Ia menyinggung tentang kapasitas Aparat Penegak Hukum (APH) dan pendampingan korban yang terbatas itu belum merata. Seperti dalam Kekerasan berbasis gender online, saat korban melapor kasus tersebut, pihak kepolisian malah menggunakan pasal UU Informasi dan Transaksi Elektronik (ITE), yang menurut Maulida bahwa UU TPKS telah mengatur masalah itu dalam pasal 14 ayat (1). Alhasil, kesulitan menentukan pasal adalah salah satu hambatan pelaksanaan UU TPKS.
Budaya Reviktimisasi Korban Kekerasan Seksual
Meskipun kehadiran payung hukum atas kekerasan seksual hadir di Indonesia, label korban mata masyarakat semata-mata menjadi sanksi sosial bagi para korban. Hal demikian dalam pandangan Maulida budaya penyangkalan dan reviktimisasi korban kekerasan seksual masih terus terjadi. Reviktimisasi adalah kondisi korban KS menjadi korban kembali atas budaya penyangkalan.
“Kalau KBGO (Kekerasan Berbasis Gender Online -red), dia udah berani, misalnya udah berani konsultasi, tapi dia takut keluarganya tahu terus kemudian malah jadi boomerang baginya, dia bukan mendapatkan support tapi malah jadi takut untuk untuk melanjutkan kasusnya atau proses kasusnya. Padahal dia dia adalah korban itu seperti itu,” jelas Maulida.
Tidak hanya di situ, saat proses pelaporan ke kepolisian, para korban KS selalu disejajarkan dengan korban tindak pidana pada umumnya. Mulai dari konsultasi ke Kepolisian Resor (Polres), dilanjutkan ke Sentra Pelayanan Kepolisian Terpadu (SPKT) hingga membuat Berita Acara Pelaporan (BAP). Proses seperti ini, Maulida bertutur korban KS akan lelah dengan keharusan cerita yang diulang-ulang.
“Padahal dalam UU TPKS korban itu dijamin tidak harus cerita berulang. Dalam prosesnya, kerja pendampingan itu korban tidak harusnya cerita untuk berulang, tapi dalam kenyataan yang di lapangan korban harus cerita berulang,” ucap Maulida.
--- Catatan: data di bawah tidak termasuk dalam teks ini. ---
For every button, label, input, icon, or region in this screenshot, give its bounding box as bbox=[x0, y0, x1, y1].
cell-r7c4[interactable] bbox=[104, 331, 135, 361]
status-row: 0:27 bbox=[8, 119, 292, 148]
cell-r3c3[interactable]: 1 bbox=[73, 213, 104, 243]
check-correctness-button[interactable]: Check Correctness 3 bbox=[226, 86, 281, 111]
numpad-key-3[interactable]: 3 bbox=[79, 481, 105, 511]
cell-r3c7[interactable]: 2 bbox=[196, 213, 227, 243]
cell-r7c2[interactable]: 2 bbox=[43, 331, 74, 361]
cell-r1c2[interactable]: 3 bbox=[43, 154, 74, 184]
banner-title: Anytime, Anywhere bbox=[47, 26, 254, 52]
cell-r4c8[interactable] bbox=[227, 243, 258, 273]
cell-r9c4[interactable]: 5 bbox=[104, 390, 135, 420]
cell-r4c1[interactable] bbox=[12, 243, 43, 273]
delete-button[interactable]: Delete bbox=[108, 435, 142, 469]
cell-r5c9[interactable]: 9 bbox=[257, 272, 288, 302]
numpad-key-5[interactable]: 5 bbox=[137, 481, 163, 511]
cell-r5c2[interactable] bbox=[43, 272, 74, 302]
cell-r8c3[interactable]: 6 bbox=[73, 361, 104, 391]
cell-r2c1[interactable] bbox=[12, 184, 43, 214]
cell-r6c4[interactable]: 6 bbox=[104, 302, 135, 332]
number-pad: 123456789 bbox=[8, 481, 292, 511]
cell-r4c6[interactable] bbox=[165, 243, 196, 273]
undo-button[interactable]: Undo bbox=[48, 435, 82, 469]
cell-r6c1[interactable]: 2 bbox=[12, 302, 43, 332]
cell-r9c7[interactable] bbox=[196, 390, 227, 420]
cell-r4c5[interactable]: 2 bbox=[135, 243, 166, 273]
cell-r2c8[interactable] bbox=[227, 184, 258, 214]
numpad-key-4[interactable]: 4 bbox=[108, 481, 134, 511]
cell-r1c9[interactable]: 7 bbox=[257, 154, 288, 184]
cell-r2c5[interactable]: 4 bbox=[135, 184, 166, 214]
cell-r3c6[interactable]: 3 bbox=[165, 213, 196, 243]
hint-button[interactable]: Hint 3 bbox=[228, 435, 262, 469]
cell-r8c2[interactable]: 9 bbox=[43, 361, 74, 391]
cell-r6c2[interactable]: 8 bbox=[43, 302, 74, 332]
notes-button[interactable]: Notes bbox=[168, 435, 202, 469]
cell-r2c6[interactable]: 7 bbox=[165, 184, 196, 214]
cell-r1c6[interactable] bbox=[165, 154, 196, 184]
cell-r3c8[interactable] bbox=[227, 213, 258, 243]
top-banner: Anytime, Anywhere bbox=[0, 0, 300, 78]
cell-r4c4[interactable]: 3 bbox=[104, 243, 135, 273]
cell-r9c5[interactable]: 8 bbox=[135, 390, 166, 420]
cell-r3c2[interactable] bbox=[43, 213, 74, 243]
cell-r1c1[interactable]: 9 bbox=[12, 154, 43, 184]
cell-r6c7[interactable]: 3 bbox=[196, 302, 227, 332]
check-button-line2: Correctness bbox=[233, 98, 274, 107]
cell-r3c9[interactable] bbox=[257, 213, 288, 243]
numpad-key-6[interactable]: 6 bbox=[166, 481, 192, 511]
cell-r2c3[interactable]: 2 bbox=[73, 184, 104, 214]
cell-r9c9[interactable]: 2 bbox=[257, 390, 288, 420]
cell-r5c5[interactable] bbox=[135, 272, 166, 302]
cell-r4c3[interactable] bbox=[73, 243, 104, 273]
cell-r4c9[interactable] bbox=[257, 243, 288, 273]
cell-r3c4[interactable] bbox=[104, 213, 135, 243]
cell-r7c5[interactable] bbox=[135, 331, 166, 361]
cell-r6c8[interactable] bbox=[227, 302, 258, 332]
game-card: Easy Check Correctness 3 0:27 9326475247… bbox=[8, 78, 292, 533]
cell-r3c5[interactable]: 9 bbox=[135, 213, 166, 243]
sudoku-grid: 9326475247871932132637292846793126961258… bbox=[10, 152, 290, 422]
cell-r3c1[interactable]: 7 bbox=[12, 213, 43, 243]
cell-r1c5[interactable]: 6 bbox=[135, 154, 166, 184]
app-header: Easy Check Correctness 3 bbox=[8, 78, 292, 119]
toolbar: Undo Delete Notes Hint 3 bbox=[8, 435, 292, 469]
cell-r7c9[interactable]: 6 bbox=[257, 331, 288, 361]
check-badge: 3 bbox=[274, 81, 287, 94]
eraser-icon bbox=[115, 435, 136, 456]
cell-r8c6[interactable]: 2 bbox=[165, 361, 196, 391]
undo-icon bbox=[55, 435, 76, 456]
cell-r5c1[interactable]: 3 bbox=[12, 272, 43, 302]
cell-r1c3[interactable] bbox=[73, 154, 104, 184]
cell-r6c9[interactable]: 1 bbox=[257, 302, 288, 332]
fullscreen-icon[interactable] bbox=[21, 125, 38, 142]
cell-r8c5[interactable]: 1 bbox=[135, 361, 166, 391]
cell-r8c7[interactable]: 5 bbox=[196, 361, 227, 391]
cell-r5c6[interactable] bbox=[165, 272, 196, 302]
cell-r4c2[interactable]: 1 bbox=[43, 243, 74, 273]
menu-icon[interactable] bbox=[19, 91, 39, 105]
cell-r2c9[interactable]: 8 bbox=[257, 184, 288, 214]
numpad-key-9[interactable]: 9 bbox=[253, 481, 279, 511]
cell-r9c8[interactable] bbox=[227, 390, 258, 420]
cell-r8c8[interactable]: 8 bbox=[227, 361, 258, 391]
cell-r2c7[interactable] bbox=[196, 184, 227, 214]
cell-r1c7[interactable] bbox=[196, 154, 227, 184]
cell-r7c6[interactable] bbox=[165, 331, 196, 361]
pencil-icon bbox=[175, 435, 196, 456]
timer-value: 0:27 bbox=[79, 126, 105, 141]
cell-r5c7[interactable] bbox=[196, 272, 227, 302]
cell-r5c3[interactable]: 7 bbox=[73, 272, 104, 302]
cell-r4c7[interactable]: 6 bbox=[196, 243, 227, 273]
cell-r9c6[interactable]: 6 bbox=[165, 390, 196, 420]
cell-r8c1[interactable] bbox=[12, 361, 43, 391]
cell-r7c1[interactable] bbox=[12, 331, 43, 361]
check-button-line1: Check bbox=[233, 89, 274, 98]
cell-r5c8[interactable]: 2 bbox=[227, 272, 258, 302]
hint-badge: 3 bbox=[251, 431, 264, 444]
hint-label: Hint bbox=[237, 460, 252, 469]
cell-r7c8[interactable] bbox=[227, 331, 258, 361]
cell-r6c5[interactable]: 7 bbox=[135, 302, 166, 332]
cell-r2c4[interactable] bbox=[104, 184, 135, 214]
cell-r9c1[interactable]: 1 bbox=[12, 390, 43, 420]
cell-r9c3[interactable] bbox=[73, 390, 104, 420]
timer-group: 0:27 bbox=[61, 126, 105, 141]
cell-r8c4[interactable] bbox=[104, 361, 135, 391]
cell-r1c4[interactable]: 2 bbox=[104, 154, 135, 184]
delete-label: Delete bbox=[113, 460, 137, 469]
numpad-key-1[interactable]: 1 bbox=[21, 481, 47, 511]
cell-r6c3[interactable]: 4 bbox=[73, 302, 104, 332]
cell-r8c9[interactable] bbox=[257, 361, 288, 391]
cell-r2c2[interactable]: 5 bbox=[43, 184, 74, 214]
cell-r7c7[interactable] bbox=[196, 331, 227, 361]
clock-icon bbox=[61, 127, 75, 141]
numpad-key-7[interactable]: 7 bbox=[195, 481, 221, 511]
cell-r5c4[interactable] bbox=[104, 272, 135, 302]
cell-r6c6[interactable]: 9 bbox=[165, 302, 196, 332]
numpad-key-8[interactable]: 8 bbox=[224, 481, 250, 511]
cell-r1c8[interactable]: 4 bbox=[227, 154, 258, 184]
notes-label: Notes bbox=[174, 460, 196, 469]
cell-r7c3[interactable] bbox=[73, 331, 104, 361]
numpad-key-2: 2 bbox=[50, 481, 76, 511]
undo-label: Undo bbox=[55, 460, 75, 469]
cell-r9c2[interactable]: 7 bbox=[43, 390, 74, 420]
Realita Kekerasan Seksual di Kampus
Terkait pencegahan tindakan kekerasan seksual, guru besar Studi Islam dan Gender UIN SGD Bandung, Nina Nurmila menjelaskan bahwa untuk mencegah kasus tersebut adalah dengan memberikan edukasi kepada setiap orang bahwa terkadang apa yang mereka anggap biasa termasuk ke dalam kategori kekerasan seksual. Edukasi ini menjadi sangat penting karena ada orang yang tidak menyadari bahwa dia merupakan pelaku maupun korban dari tindak kekerasan seksual.
Edukasi di lembaga pendidikan sangat penting, tetapi realita upaya penanganan kekerasan seksual di kampus masih banyak di tutup-tutupi oleh berbagai pihak. Nina yang telah memiliki gelar ‘profesor’ sekalipun mengakui dirinya belum bisa terbebas dari kekerasan seksual.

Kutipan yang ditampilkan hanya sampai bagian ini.